To be determined by Registrant
12. In your opinion, was the product used according to the label instructions?
Unknown
Subform III: Domestic Animal Incident Report
1. Source of Report
Animal's Owner
2. Type of animal affected
Cat / Chat
3. Breed
Domestic Shorthair
4. Number of animals affected
1
5. Sex
Female
6. Age (provide a range if necessary )
0.58
7. Weight (provide a range if necessary )
5
lbs
8. Route(s) of exposure
Skin
9. What was the length of exposure?
>8 hrs <= 24 hrs / >8 h <= 24 h
10. Time between exposure and onset of symptoms
>2 hrs <=8 hrs / > 2 h < = 8 h
11. List all symptoms
System
- Nervous and Muscular Systems
- Symptom - Seizure
- Symptom - Trembling
12. How long did the symptoms last?
Persisted until death
13. Was medical treatment provided? Provide details in question 17.
Yes
14. a) Was the animal hospitalized?
No
14. b) How long was the animal hospitalized?

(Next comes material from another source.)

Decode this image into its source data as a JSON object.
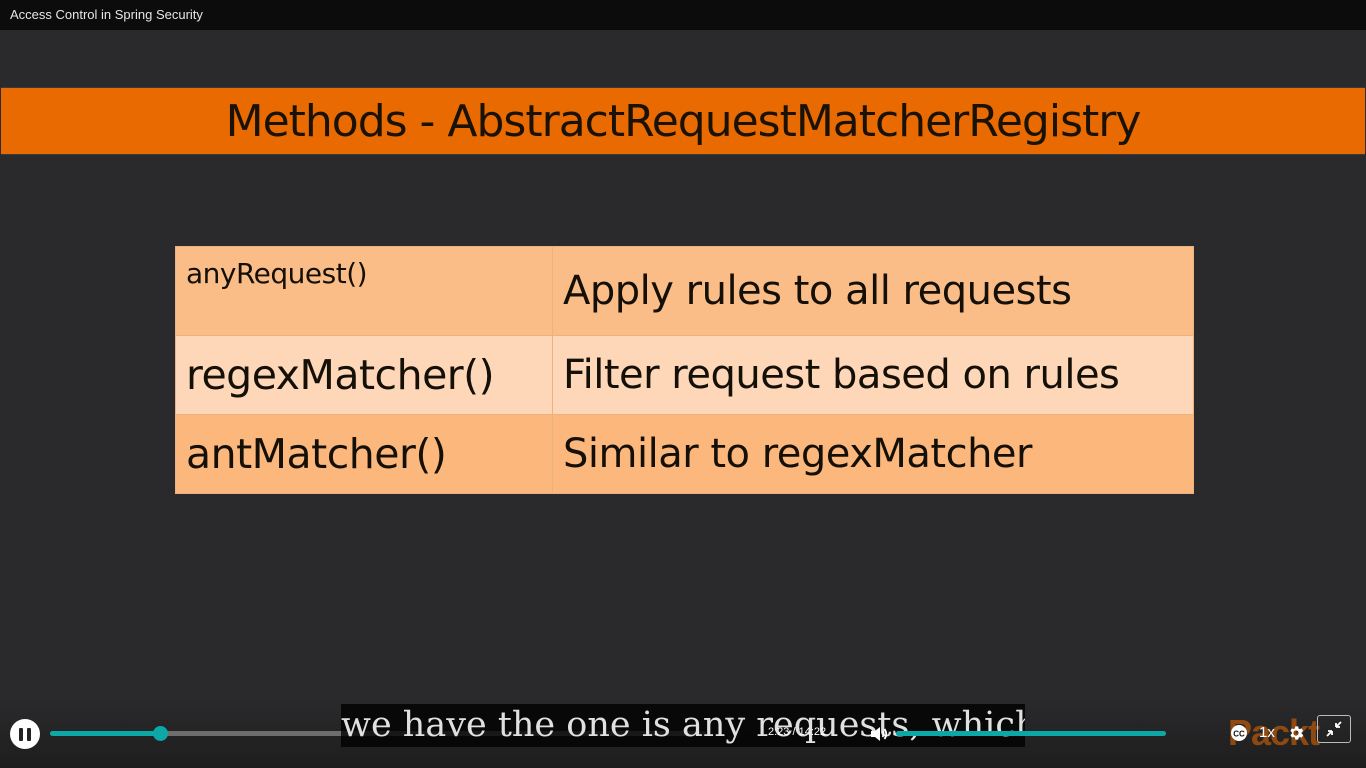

15. Outcome of the incident
Euthanised / Euthanasie
16. How was the animal exposed?
Treatment / Traitement
17. Provide any additional details about the incident
(eg. description of the frequency and severity of the symptoms
Within two hours of application the cat was trembling like she was cold. The cat was bathed with a flea and tick shampoo to remove the product. Took cat to the DVM , seizuring on presentation. Inhalant Iso flurane for sedation. IV fluids. warm water and detergent bath. Was given 4 mg valium IV x3. Pentobarbital x2 15 mg after valium. Robaxin 150 mg, sedated the cat again. Seizures resumed a third time. Elected to euthanize cat after 2 hours of treatment and continued seizures.
To be determined by Registrant
18. Severity classification (if there is more than 1 possible classification
Death
19. Provide supplemental information here
Cat was treated with spot-on treatment. Cat was also bathed with flea and tick shampoo to remove spot on treatment. Overdose.